Na extremidade da praia, a barra do rio Valizas, que deu
nome à cidadezinha, atravessado somente por barcos a motor mediante pagamento
aos barqueiros. Do outro lado do rio, as dunas mais altas, mais praias e, no
final do horizonte, pontões e ilhas rochosas, talvez nas proximidades do Cabo
Polônio.
As águas calmas do rio lutavam contra a correnteza do mar,
num vaivém constante de avanços e recuos, ora de um, ora de outro. Na margem
esquerda, mais casas, casebres, cabanas, barracas, abandonadas pelo avanço das
dunas, pela baixa temporada, pela falta de condições ou de interesse em
mantê-las.
No geral, o conjunto natureza bruta em contato com as
construções isoladas formava um desenho belo e atraente, delicioso para se
deixar contemplar por horas.
Voltamos ao caminho de areia principal da vila na procura
de algo substancioso para comer.
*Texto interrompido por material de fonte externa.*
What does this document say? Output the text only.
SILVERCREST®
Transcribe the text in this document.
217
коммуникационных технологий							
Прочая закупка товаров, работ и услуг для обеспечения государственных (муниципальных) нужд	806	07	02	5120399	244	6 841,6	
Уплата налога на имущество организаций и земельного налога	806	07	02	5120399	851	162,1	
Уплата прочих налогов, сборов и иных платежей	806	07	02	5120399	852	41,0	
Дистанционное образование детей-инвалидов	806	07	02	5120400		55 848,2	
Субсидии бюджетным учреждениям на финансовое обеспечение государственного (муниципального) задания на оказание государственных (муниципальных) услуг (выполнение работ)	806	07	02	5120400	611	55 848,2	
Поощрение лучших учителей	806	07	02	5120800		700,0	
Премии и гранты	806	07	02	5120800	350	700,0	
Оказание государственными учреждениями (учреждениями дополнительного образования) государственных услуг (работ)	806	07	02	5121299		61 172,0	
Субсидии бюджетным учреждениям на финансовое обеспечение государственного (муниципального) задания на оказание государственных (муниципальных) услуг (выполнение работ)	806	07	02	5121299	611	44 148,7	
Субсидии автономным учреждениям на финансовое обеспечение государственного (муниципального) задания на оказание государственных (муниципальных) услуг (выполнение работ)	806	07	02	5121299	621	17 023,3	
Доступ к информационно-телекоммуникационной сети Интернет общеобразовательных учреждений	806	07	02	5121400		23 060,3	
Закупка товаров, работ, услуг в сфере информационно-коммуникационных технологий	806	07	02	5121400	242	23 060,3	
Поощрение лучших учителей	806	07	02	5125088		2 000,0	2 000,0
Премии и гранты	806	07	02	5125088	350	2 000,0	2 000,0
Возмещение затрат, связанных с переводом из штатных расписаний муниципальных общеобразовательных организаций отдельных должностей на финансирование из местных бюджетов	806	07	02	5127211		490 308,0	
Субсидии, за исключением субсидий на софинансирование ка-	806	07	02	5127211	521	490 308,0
Na primeira tentativa, em estabelecimento
completamente vazio, o proprietário nos comunicou, em tom de quem não queria nada
com nada, mas sorrindo ironicamente, que só tinha para oferecer peixe e
camarão, já se desculpando, já se despedindo, e prontamente nos sugerindo outro
restaurante ali perto.
Entramos no que parecia a única opção em refeições naquele
dia em La Valizas. Comemos Chivitos,
regados ao espumante uruguaio, o Medyo y
Medyo, bem gelado e refrescante, em garrafa retirada do fundo do
refrigerador depois de lenta procura pelo dono gordo e vagaroso. Nos
empanturramos e saímos saciadíssimos do estabelecimento bem decorado, mas desmazelado
pelo tempo e pelo descuido do dono que se arrastava pelo chão acompanhado da
gata e da cadela.
O retorno de ônibus foi rápido na tarde ensolarada,
iluminando pastos, alagados, baixios, criações de gado, ovelhas, cavalos, os
bosques de pinheiros, as casas, as isoladas sedes de fazendas. Pouco depois
desembarcávamos em La Paloma. O vento frio vencia com folga o sol brilhante e
descendente.
Descemos ao procurado restaurante do hotel para o jantar. Fui
de Cazuela de mariscos, ela de peixe
grelhado com salada. Escolhemos vinho uruguaio e nos demos por saciados. Nem tentamos
a sobremesa. O restaurante lotou naquela noite. Os interessados tiveram que
esperar bastante no bar anexo ou desistir.
Arriscamos dar uma volta pelas ruas da cidadezinha, mas o
frio penetrante, surpreendentemente sem vento, frio de verdade, nos obrigou a
voltar e nos enfurnar no quarto do hotel. A lua cheia brilhava absoluta no céu
desprovido de nuvens.
Acordamos cedo, para o começo do café da manhã. Lá estavam
três gringos, um estadunidense com sotaque marcante de terrorista, um indiano
ou paquistanês, um oriental, todos conversando amenidades com um uruguaio. A
língua falada era a inglesa. Eu poderia jurar que ninguém estava a passeio pelo
Uruguai, por La Paloma. E boa coisa para o povo uruguaio eles não vieram fazer
na América do Sul.
Embarcamos em ônibus velho de dois andares. Na rodoviária
de Montevidéu subimos em ônibus cheio que lotou ainda mais durante o percurso,
obrigando dezenas de passageiros a viajarem de pé, esmagados no corredor.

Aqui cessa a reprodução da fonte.